As I will demonstrate, this political, cultural, and linguistic landscape had a profound effect on the tone of Livingstone's lantern shows. In the sections to follow, I will explore how responses to the lantern ranged from raucous storytelling and socializing to calculated performances of power. These shifts correspond to changes in the physical terrain which in turn shaped the cultural and ethnic composition of the communities who inhabited these areas. I argue that African responses to the lantern show resonate as demonstrations of agency. I will also discuss how Livingstone mediated this environment through field-authored documents and published narratives.
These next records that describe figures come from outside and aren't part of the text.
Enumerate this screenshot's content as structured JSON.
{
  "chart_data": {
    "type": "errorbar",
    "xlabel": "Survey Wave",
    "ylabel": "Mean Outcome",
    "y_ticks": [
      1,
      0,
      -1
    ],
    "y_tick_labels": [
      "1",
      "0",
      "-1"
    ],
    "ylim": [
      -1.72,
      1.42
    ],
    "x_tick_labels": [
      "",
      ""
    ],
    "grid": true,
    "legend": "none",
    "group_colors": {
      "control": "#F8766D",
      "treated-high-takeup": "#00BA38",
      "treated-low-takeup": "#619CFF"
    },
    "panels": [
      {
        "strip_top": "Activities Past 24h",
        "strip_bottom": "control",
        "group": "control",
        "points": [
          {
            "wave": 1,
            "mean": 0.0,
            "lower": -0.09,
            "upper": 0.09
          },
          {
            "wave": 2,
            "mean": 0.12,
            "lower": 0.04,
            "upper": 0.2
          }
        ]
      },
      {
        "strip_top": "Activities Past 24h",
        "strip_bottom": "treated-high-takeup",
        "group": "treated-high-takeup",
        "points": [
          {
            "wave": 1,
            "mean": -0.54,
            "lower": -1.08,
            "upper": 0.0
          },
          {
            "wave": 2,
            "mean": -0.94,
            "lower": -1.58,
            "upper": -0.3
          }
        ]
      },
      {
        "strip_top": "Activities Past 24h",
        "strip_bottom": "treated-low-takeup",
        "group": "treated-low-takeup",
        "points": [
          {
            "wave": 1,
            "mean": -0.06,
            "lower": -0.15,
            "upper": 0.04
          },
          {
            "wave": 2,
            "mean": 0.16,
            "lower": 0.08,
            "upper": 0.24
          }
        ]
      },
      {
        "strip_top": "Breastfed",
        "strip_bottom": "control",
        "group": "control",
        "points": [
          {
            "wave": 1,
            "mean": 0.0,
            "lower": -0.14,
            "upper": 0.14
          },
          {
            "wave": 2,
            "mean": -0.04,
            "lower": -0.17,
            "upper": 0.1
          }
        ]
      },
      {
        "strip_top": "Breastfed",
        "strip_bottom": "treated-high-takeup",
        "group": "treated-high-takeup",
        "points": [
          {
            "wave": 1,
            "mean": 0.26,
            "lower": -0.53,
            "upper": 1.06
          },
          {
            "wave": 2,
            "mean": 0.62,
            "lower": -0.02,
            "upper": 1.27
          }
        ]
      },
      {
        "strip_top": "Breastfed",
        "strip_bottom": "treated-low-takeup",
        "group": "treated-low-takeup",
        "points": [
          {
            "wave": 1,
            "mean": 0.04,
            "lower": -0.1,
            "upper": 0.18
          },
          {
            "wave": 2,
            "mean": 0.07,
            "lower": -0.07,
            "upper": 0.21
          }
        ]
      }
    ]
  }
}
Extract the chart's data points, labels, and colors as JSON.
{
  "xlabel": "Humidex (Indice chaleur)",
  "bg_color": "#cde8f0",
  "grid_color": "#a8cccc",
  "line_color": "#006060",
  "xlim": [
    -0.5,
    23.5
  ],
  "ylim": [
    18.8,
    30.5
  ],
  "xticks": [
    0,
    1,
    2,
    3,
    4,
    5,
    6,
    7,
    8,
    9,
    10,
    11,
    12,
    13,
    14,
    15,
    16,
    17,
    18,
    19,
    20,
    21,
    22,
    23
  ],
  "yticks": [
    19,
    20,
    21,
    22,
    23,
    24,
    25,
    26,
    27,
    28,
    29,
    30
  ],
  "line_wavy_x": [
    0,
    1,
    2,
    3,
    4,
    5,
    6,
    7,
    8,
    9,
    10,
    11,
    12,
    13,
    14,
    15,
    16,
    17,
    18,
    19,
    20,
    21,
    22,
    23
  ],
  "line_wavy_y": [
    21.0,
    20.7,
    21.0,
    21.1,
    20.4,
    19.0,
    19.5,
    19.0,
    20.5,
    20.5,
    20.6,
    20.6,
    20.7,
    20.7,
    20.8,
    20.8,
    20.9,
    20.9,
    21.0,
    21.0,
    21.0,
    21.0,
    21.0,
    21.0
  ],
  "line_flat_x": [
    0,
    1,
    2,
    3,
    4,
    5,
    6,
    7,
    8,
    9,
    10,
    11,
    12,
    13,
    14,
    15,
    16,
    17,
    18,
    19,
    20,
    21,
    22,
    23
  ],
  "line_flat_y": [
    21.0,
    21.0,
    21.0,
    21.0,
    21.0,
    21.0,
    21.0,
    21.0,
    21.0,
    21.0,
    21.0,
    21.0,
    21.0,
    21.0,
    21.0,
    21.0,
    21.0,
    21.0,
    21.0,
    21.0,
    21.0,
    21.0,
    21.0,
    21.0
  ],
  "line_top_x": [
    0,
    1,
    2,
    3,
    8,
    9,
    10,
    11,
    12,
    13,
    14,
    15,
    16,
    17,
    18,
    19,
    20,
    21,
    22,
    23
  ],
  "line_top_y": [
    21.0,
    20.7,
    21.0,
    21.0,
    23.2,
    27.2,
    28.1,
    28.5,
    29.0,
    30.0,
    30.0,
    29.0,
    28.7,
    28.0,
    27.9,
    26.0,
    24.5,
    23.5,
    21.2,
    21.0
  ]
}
I will show how his accounts, particularly of his lantern show, downplay African agency in order to foreground his own labors as a missionary and proponent for British trade networks.
[1] “Interstitial Cartographer: David Livingstone and the Invention of South Central Africa.” Victorian Literature and Culture, vol. 37, no. 1, 2009, 255-71.
[2] In seSotho, this period is characterized as the “Difequane” or “Lifequane.” Though these terms are similar in meaning to Mfecane, they emphasize the ways that Shaka Zulu’s expansion contributed to forced migration.
[3] Elizabeth Isiche, A History of African Societies to 1870, Cambridge University Press, 1997, p. 400. See also Robert W. July, Precolonial Africa: An Economic and Social History, Charles Scribner’s Sons, 1975.
[4] Donald R. Morris, The Washing of the Spears, Jonathan Cape, 1965.
[5] Eric Flint, “Trade and Politics in Barotseland During the Kololo Period,” Journal for African History, vol. 10, no. 1, 1970, p. 73.
[6] Tim Jeal, Livingstone: Revised and Expanded Edition, Yale University Press, 2013, p. 131.
[7] siLozi, the language spoken by the Lozi now, is a mixture of seLuyana and Kololo seTswana.